# vines killing woods???



## kenabcd (Nov 9, 2003)

The back of our farm has a nice woods consisting of a kind of eastern hardwood mix. cherry, butternut, ash, oak, and elm are the main trees. I have noticed within the last few years that there are woody vines kind of crawling up the trees and pulling them down. Killing them. The vines wrap up the trees and the trees die. Looks parasitic. The vines travel accross the ground and pile up in some areas. The thickest vines are along the ground sometimes 2 to 3"
in diameter. I have been cutting the vines down but I guess I need to spend more time out there cause the vines are winning.

I was wondering what the heck these things are and if there is a better way to get rid of them. If I was 500 miles south Iwould say it almost looks like mutant kudzu but with our cold winters(central Minn.) it can't be that and they are too big anyway. 

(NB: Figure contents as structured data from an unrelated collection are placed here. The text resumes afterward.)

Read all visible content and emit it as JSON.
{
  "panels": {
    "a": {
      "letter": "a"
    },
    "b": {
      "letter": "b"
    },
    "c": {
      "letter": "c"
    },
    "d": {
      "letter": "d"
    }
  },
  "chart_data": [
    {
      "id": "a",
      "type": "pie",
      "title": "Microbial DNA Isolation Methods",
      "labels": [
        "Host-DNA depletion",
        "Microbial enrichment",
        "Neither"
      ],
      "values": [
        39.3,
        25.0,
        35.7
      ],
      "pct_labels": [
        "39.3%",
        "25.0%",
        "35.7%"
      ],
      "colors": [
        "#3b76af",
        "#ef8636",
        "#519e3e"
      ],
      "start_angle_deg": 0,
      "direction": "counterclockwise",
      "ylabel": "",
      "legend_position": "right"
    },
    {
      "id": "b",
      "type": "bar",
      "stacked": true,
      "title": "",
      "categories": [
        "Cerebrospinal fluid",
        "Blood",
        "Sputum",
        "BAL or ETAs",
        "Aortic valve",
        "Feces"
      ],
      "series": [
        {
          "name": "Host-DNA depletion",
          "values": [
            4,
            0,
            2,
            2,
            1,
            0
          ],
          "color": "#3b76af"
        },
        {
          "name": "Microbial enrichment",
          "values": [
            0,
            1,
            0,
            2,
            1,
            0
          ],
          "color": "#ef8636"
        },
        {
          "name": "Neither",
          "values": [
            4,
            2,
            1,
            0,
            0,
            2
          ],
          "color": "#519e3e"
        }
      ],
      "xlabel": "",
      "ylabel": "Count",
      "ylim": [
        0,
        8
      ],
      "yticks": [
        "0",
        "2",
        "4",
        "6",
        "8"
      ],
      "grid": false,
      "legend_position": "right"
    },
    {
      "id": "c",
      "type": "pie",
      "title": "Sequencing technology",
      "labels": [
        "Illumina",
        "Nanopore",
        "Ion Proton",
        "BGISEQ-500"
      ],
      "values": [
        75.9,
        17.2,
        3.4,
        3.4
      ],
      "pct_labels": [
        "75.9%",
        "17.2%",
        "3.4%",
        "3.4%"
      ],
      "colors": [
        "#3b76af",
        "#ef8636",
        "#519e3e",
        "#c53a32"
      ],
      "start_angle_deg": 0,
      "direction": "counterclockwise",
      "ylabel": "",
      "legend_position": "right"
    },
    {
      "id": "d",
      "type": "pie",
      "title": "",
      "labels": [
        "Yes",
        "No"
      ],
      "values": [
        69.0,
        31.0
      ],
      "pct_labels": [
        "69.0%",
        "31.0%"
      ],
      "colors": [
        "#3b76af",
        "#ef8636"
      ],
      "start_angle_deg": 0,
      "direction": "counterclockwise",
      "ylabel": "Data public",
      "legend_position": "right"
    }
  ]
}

Any help with identifing these '"weeds" would be welome. 
Thanks, Ken Bauman


----------



## WAYNEDANA (Nov 13, 2003)

*Vines*

Ken, I am pretty sure that the vines you are describing are wild grape vines. If you just cut the vines off at ground level, more than likely they will come back. You should cut them as low as possible and then you need to apply a brush killer of some type to the stump. Ortho has one for vines and brush. You can mix some in a spray bottle for easy use. 
Also you can use these vines to add to charcoal on the grill for smoke. Or cows and horses like to eat them to.
Good luck,,,WAYNE.


----------